Lo que apuntaba antes Laura Pausini, lo corroboró Antonio Orozco: "Esta edición ha sido de un nivel brutal. Ha habido mucho compañerismo entre los concursantes, que han demostrado un talento extraordinario. Le recomiendo a la gente que no se pierda ni una sola gala porque se desborda por todos los lados. De verdad, ha sido maravilloso, no exagero nada, aunque la gente pueda pensar que sí lo estoy haciendo. En este país hay muchísimo talento".

"Dejadme que haga una pregunta de las no previstas, tú has estado haciendo mini conciertos, ¿no?", le preguntó a Pablo López, antes de pedirles que recordarán los mejores conciertos en los que hayan estado en sus vidas. La primera, Laura Pausini: "Una vez me fui en coche hasta Suiza para ver a Oasis, que es uno de los grupos que más me gusta". Para Alejandro Sanz, el concierto de The Rolling Stones en el Calderón: "Me lo pasé increíble, era de la época en la que todos podíamos beber de la misma botella". Antonio Orozco no dudó: uno de Paco de Lucía. "Fue el primer artista que cantó con una guitarra", definió Alejandro Sanz, que contó una anécdota: "Los últimos años los vivió en Mallorca, con un señor que vendía melones. Me dijo que había muchos mundos y que el problema es creer que el tuyo es el único".

Volviendo a los conciertos, le tocaba el turno a Pablo López, pero en ese momento Laura Pausini pidió que Pablo Motos hiciera como si fuera un concursante de La Voz, con los coaches en actitud de audición. Ninguno se dio la vuelta, aunque Laura Pausini dijo que le admitía en su equipo. Volviendo al de Fuengirola, se quedó con un concierto de Coldplay en el Calderón. Esa intervención llevó a Orozco a reconocer la labor de la Cultura en este país: "Este señor ha hecho conciertos en este país, ha ido gente y se ha portado como debe".

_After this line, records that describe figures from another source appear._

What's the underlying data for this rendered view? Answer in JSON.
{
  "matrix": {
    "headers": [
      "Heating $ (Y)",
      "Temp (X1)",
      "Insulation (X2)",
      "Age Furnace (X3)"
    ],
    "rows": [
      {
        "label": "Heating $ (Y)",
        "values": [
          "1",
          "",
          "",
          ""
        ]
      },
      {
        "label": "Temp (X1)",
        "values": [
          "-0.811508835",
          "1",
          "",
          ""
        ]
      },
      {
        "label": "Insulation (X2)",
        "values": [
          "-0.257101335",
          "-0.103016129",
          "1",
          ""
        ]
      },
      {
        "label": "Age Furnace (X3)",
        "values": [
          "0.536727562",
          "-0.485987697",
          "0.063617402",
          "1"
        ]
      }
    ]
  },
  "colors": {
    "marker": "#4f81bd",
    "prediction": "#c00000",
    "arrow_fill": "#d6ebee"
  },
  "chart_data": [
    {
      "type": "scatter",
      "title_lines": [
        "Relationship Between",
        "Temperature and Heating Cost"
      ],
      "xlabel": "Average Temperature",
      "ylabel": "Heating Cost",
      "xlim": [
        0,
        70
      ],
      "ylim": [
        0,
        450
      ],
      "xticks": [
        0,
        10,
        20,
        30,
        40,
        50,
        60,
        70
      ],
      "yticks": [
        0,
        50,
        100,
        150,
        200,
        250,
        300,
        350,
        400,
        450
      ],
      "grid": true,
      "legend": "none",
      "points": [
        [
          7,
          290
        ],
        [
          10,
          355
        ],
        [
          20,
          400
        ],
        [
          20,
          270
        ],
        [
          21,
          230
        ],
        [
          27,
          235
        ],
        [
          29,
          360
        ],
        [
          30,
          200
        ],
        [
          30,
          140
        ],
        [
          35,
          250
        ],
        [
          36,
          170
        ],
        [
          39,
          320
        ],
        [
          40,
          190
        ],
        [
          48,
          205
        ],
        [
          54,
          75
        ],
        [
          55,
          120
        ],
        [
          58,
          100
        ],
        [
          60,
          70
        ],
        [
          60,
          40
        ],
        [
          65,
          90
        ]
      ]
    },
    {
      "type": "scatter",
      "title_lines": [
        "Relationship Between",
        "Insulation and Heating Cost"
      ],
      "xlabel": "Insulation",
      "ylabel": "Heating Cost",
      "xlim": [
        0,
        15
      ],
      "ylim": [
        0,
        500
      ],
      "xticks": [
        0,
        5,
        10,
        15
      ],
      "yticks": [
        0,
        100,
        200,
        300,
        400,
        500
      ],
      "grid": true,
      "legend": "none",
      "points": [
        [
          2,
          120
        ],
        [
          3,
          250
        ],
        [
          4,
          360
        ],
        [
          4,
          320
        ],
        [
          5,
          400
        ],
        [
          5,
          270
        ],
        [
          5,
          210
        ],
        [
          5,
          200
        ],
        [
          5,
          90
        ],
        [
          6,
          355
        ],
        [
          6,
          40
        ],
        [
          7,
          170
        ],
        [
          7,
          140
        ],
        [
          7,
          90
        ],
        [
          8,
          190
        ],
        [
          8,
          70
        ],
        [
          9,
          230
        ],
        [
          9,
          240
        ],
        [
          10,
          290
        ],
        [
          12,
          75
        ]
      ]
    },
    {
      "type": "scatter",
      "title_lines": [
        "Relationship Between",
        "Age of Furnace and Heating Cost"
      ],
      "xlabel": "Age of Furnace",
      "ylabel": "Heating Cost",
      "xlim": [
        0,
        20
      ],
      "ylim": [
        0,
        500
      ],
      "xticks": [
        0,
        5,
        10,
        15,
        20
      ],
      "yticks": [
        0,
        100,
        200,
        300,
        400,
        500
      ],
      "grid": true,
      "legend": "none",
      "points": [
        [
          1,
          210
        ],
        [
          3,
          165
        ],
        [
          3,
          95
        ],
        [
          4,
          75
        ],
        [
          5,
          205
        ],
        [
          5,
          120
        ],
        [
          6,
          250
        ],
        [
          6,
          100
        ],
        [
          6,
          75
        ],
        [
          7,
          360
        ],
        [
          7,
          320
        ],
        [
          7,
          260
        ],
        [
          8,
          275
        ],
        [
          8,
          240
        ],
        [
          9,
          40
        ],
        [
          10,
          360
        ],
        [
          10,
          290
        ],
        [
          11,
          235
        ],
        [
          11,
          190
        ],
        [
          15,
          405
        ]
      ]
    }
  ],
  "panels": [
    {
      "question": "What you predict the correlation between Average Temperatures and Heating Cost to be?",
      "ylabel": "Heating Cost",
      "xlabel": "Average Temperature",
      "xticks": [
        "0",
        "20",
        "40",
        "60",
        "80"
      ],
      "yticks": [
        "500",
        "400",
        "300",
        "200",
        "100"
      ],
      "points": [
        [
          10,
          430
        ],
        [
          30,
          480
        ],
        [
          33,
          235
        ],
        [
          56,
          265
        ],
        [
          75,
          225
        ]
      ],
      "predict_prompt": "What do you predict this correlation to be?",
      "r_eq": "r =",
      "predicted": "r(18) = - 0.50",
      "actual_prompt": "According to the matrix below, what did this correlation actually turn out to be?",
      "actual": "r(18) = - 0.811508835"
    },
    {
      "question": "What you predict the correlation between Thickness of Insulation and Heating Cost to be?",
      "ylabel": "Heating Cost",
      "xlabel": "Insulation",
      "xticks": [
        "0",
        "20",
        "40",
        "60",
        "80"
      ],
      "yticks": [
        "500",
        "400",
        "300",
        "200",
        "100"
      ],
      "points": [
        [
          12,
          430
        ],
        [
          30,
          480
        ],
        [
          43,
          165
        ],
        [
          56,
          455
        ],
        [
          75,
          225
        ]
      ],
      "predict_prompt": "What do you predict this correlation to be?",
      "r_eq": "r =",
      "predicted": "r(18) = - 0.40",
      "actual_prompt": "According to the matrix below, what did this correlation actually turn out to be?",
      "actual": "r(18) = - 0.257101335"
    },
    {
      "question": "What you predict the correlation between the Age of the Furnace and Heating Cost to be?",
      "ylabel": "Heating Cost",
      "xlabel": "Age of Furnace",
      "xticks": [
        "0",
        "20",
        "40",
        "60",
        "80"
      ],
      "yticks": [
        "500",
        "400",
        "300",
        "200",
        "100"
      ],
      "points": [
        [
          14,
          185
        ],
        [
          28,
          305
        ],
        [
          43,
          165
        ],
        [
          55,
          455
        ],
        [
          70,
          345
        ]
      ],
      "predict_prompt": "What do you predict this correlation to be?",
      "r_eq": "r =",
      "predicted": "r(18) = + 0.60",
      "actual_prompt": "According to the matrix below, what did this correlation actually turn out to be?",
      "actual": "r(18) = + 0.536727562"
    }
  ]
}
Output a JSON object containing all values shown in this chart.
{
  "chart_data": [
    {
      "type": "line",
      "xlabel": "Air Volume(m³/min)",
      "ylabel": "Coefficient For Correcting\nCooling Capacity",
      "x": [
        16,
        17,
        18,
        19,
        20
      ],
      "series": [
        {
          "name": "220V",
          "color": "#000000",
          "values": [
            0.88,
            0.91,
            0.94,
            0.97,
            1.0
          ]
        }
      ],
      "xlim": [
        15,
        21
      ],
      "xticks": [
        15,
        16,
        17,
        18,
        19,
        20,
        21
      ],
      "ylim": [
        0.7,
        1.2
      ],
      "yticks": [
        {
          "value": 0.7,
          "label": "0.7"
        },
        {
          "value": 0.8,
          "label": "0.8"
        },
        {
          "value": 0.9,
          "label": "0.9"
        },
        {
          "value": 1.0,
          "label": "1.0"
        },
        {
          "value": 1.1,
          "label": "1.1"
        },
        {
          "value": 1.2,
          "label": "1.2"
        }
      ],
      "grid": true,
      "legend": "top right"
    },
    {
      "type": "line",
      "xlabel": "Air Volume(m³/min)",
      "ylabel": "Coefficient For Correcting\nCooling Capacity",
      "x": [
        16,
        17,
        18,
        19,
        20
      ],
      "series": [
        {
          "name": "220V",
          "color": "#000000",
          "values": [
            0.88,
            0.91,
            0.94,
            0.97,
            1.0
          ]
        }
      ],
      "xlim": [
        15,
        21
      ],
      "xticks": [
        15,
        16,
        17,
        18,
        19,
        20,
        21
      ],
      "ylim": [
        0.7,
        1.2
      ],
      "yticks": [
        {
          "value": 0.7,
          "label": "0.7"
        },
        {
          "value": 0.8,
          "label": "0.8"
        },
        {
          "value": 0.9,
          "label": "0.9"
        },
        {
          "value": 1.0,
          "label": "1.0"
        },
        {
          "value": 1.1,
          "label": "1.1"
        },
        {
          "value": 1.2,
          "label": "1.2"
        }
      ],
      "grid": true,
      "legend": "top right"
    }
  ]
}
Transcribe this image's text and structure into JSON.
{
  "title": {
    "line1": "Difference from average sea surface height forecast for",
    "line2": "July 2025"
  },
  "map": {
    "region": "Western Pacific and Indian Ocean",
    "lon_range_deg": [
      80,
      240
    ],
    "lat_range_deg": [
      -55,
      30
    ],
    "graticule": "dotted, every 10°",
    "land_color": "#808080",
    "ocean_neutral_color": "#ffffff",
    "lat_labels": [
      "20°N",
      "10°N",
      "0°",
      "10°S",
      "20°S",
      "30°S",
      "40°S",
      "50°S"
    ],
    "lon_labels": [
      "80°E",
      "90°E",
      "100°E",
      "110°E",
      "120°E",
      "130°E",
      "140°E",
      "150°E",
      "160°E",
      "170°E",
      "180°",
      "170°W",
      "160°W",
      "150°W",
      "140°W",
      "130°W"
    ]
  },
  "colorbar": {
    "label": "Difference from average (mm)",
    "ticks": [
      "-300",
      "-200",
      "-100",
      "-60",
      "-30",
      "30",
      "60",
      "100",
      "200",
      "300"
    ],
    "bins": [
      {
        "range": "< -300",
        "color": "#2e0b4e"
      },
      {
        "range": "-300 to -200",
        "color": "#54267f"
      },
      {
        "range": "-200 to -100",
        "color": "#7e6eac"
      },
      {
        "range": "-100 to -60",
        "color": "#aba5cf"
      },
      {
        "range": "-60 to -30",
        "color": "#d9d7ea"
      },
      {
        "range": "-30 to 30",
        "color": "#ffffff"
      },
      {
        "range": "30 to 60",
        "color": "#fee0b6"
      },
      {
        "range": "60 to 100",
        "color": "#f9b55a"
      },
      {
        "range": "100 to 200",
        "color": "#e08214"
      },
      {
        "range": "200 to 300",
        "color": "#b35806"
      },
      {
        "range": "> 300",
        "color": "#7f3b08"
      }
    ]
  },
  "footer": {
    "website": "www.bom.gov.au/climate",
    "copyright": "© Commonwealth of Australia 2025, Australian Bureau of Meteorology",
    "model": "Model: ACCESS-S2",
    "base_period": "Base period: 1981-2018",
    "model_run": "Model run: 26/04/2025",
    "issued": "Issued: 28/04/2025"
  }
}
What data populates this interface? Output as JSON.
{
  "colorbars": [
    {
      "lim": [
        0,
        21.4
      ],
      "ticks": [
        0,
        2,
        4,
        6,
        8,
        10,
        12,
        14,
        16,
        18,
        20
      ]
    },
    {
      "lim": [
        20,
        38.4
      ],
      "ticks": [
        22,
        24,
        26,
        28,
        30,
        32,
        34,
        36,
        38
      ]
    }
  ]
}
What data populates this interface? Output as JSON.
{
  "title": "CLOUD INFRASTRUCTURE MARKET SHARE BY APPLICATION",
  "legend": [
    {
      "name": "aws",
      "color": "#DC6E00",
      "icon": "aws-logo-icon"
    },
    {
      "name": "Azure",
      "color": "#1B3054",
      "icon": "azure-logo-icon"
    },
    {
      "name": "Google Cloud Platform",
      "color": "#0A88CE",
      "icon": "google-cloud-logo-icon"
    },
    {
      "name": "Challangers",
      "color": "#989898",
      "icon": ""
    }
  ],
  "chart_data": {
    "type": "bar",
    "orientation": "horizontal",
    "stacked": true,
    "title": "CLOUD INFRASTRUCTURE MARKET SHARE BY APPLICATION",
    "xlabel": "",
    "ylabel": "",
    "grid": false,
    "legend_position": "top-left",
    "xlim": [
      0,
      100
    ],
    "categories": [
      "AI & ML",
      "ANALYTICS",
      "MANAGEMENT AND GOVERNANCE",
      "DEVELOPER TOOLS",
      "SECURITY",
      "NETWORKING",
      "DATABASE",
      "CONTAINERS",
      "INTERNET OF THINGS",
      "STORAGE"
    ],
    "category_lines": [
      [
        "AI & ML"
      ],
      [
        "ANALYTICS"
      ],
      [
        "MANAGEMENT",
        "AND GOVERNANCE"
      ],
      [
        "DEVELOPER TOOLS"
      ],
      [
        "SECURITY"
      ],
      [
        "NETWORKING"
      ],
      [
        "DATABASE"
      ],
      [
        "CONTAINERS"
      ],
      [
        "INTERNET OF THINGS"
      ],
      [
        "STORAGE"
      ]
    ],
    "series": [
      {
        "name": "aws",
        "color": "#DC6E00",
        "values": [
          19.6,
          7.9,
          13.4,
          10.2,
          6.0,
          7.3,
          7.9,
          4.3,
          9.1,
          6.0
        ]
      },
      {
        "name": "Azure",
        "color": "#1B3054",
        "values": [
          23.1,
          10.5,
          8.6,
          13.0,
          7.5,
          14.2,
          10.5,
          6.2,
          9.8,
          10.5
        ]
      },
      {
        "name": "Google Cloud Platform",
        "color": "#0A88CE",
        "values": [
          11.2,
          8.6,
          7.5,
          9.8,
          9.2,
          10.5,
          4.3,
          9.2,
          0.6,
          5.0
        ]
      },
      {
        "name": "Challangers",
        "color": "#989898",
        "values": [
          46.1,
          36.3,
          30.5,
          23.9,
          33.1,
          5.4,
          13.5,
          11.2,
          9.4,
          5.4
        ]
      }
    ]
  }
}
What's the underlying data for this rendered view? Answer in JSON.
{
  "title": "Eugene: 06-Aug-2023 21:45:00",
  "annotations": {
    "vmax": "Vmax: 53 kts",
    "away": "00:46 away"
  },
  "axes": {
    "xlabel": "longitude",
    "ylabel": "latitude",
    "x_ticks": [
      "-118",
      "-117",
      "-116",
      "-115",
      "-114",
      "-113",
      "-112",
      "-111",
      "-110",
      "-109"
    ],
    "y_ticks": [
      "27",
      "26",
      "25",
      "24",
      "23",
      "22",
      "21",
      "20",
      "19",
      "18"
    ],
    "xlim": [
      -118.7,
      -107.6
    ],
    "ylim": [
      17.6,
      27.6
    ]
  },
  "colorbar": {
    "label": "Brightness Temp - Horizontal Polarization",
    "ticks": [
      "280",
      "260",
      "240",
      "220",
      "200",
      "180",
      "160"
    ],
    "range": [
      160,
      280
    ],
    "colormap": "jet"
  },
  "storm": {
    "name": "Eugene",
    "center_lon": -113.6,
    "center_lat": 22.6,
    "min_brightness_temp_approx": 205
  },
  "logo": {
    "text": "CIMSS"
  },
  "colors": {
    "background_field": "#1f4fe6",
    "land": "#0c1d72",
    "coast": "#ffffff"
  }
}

Parecía que en ese momento el guion ya no existía. Pablo Motos pidió a Laura Pausini que dijera lo que quisiera, porque "esto ya no es una entrevista, es una charla de bar, faltan las cañas". Dicho y hecho, el equipo de Producción llevó cerveza a todos los invitados salvo a Antonio Orozco, que se quejó con un punto de guasa antes de recibir su bebida.

Mientras los del plató se refrescaban, Pausini elogió a sus compañeros: “Hay veces que dicen cosas a los concursantes que son poesía. Me dan ganas de apuntarlas en un cuaderno para luego escribir canciones”. Parecía que el programa volvía por sus derroteros, pero la propia artista italiana cortó cualquier atisbo de seriedad llamando primero "cabrón" a Antonio Orozco y después reconociendo que dice frases que, según Alejandro Sanz, "no se pueden reproducir ni en horario nocturno".